Configuration	QS (Avg)	IS (Avg)	Description
Layer 8/28	4.124	0.635	Shallow, insufficient semantics
Layer 9/30	4.144	0.669	Sub-optimal
Layer 10/24	4.185	0.718	Good balance
Layer 10/28	4.202	0.698	Best overall balance

$\lambda$ ablation: $\lambda=0.15$ results in under-editing, $\lambda=0.30$ provides stronger attribute expression but identity preservation decreases; the "old" attribute is most deeply entangled with identity features.

Key Findings¶

For multi-attribute combined manipulation, this method avoids conflicts and maintains high semantic consistency due to the disentangled latent space.
Zero-shot generalization to unseen ethnicities (e.g., African, Chinese, Indian) and celebrity identities (Obama, Einstein).
Transferable to different diffusion backbones such as SD v1.4 and SDXL-Turbo.
Equally effective when extended to photographic style manipulation (40 styles including B&W, Golden Hour).

Highlights & Insights¶

Paradigm shift from One-for-One to All-in-One: train once, apply to all attributes forever, greatly lowering the barrier to entry for attribute manipulation.
Top-k sparsity of SAE is naturally suited for attribute disentanglement, representing a clever innovation migrated from the field of LLM interpretability to visual generation.
Zero-shot compositional generalization suggests that the attribute correspondences learned by text encoders are well-structured.
Extremely lightweight module (only SAE encoder/decoder weights), meaning no modifications to the base model are required.

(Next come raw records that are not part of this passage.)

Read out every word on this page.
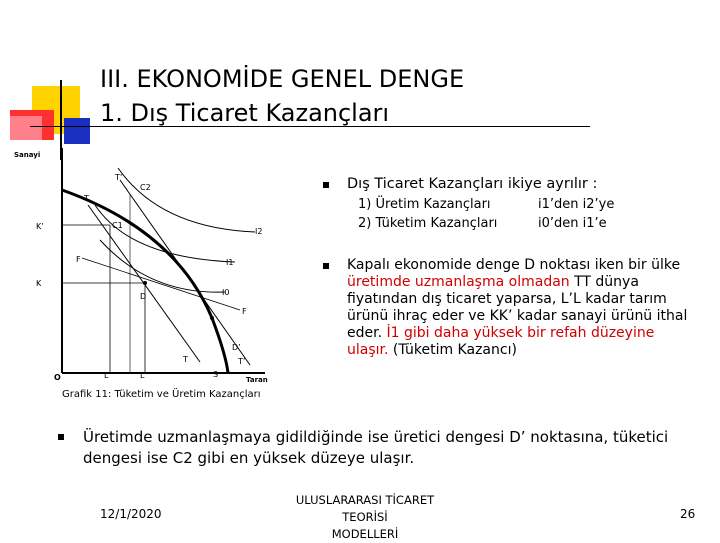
III. EKONOMİDE GENEL DENGE
1. Dış Ticaret Kazançları
Sanayi
T’
C2
T
K’	C1
I2
F	I1
K
D	I0
F
D’
T	T’
O	L’	L	S
Taran
Grafik 11: Tüketim ve Üretim Kazançları
Dış Ticaret Kazançları ikiye ayrılır :
1) Üretim Kazançları	i1’den i2’ye
2) Tüketim Kazançları	i0’den i1’e
Kapalı ekonomide denge D noktası iken bir ülke üretimde uzmanlaşma olmadan TT dünya fiyatından dış ticaret yaparsa, L’L kadar tarım ürünü ihraç eder ve KK’ kadar sanayi ürünü ithal eder. İ1 gibi daha yüksek bir refah düzeyine ulaşır. (Tüketim Kazancı)
Üretimde uzmanlaşmaya gidildiğinde ise üretici dengesi D’ noktasına, tüketici dengesi ise C2 gibi en yüksek düzeye ulaşır.
12/1/2020
ULUSLARARASI TİCARET TEORİSİ
MODELLERİ
26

Limitations & Future Work¶

The "old" attribute is deeply entangled with identity features; identity preservation drops noticeably under strong manipulation.
Currently primarily validated on facial attributes; control effectiveness for full-body or scene-level attributes has not been fully explored.
Relies on the semantic quality of the pre-trained text encoder; attributes poorly covered by the text encoder may exhibit limited effects.
Multi-subject scenarios require additional Attention Pooling fine-tuning, not representing a zero-cost solution.

The core difference from ConceptSlider (weight space editing) and AttributeControl (embedding space training) is that the former requires 1-LoRA-per-attribute and the latter requires 1-supervised-pair-per-attribute; ours covers all with one unsupervised training session.
While SAE applications in diffusion (SAeUron, Diffusion Lens, Unpacking SDXL Turbo) focus on interpretability, this paper is the first to use it for controllable attribute manipulation.
Insight: Similar sparse disentanglement strategies could potentially be used for motion attribute control in video generation.

Rating¶

Novelty: ⭐⭐⭐⭐⭐ First to use K-SAE for unified attribute manipulation; a paradigm innovation from One-for-One to All-in-One.
Experimental Thoroughness: ⭐⭐⭐⭐ Comprehensive experiments covering single/multi-attribute, zero-shot, cross-model, multi-subject, and style extensions with detailed ablations.
Writing Quality: ⭐⭐⭐⭐ Clear motivation, systematic method description, and intuitive chart design.
Value: ⭐⭐⭐⭐⭐ High practical value as a lightweight, scalable, and zero-shot generalizing attribute control solution.